Views of public sought on two-tier libraries

Have your say

YET more of the region’s libraries could be closed or have their opening hours cut after a consultation by a Yorkshire council on making its service “efficient and sustainable” was announced yesterday.

Barnsley Council said that it would be asking people in the town for their views “on the future priorities for the library service”, in a public consultation which is set to run for the next 12 weeks.

The consultation documents suggest that the 17 libraries in Barnsley will be split into two types – nine “community libraries” and seven smaller “neighbourhood libraries”, which could be run by local organisations.

Kendray Library, meanwhile, which is currently only open on three afternoons and one morning a week, would close.

A spokesman for Barnsley Council said yesterday: “Together we need to make sure we focus on the right things that matter so that the service goes from strength to strength.

“The ‘Future Libraries Strategy’ will see the council continuing to provide a comprehensive library service to all residents, while ensuring that it is more relevant, efficient and sustainable.”

This announcement comes at a time when Barnsley Council is facing almost £16m of spending cuts in the current financial year.

The consultation period on the proposed library service changes will run until Monday, July 1.

Within the consultation documents, residents are asked by the authority if they know of any “organisations, community groups, premises owners or individuals that would be interested in working with us” or if they would be interested in getting involved with the council’s library service themselves.

Part of the consultation involves commenting on the proposed changes to library opening hours.

Of the 16 libraries that would remain open, 10 would have their opening hours slashed. Only branches in Goldthorpe and Penistone would have their opening hours increased.

Proposed community libraries – in Barnsley town centre, Cudworth, Goldthorpe, Hoyland, Mapplewell, Penistone, Royston, Wombwell, and the Roundhouse in Athersley – would have a full book stock, a range of activities and access to meeting rooms.

These libraries would be open during the week, and on Saturday mornings.

It is unclear, meanwhile, whether or not those libraries downgraded to neighbourhood libraries – in Darfield, Dodworth, Grimethorpe, Monk Bretton Thurnscoe, Worsbrough and the Priory campus in Lundwood – would remain open at all, unless other organisations are found to run them.

If they do remain open, the plan is for those libraries to operate on reduced hours and also have a “smaller book stock”.

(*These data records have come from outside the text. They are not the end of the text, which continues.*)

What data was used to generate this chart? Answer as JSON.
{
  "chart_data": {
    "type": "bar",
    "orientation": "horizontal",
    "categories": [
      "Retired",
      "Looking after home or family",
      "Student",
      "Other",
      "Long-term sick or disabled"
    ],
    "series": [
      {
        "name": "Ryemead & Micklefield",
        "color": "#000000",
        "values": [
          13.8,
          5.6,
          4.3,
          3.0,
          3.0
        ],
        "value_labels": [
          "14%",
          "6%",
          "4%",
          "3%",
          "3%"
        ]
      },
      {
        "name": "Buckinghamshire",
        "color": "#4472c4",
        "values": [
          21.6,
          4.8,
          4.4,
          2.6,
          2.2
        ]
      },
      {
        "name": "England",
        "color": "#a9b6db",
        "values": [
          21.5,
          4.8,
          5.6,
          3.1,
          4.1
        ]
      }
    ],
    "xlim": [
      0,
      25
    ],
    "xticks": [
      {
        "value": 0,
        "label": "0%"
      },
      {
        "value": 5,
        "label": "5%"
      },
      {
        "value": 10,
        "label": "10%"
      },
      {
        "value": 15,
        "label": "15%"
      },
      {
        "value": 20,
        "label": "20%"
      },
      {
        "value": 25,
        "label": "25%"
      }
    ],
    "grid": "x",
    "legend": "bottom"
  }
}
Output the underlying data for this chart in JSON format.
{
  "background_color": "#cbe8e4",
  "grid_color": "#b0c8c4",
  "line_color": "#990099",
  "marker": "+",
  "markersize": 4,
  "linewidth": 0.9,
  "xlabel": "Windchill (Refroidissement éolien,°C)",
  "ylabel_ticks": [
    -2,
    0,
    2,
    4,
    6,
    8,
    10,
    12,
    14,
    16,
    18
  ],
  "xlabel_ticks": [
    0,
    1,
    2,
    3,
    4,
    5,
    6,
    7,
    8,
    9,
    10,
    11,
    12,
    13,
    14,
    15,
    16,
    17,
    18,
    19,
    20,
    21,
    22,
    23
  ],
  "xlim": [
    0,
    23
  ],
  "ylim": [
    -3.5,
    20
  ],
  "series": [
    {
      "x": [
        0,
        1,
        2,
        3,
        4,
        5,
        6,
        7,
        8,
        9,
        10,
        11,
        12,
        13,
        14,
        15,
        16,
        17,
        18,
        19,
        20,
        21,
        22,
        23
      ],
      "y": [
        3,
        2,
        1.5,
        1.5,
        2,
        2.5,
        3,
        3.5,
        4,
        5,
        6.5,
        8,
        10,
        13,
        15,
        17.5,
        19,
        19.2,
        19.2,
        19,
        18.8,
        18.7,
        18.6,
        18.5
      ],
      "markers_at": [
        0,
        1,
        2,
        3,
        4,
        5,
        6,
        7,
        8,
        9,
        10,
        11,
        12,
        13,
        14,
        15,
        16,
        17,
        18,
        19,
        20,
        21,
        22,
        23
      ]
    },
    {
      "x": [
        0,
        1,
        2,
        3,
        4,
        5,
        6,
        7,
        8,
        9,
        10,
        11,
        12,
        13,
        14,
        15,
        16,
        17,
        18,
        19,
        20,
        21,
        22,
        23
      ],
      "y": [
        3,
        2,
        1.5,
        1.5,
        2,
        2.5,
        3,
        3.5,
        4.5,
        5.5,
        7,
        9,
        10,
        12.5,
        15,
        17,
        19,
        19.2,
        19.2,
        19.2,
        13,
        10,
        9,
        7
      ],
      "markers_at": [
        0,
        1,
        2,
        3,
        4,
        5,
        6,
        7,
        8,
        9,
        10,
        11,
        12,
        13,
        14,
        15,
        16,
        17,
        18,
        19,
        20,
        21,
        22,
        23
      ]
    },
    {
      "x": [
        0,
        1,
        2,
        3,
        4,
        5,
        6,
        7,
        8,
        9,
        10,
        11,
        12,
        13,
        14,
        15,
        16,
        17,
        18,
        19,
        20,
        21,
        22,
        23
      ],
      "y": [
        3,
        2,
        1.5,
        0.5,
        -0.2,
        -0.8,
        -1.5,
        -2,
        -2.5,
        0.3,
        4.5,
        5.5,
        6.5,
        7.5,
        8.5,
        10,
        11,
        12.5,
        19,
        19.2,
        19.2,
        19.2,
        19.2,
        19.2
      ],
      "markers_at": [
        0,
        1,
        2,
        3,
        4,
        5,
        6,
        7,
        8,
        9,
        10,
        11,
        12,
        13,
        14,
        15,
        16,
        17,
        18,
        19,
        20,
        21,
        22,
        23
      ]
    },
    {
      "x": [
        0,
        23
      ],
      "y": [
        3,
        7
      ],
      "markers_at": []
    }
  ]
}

Coun Jenny Platts, Barnsley Council’s spokesman for adults and communities, said yesterday: “As the cabinet member responsible for libraries, I share a passion that many people across Barnsley have for their local library and am determined to deliver a first-class service that provides safe, accessible and friendly spaces at the heart of our borough’s communities.

“This strategy clearly sets out the aspirations Barnsley Council has for the library service over the next three years and the plan in this document is key to ensuring we achieve these.

“I would encourage people to participate in the consultation process and share with us ways in which we can work together to secure a positive future for the service.”

After a similar consultation ran in neighbouring Sheffield, it was announced that 14 of the city’s 27 community libraries would be closed unless third-party organisations could be found to take them over instead.

The city’s ruling Labour administration said that it had no choice but to make the cuts, after being forced to save £1.6m from the £6.8m library budget as part of £50m cuts in the coming year.

Sheffield Council has not yet announced which of the city’s libraries could be set to close.

Meanwhile, events will be held at Rotherham’s new central Riverside library on Tuesday, April 23, to mark its first birthday.

Activities will include art workshops, performances from pianist Graham Cowley and a writers’ drop-in session.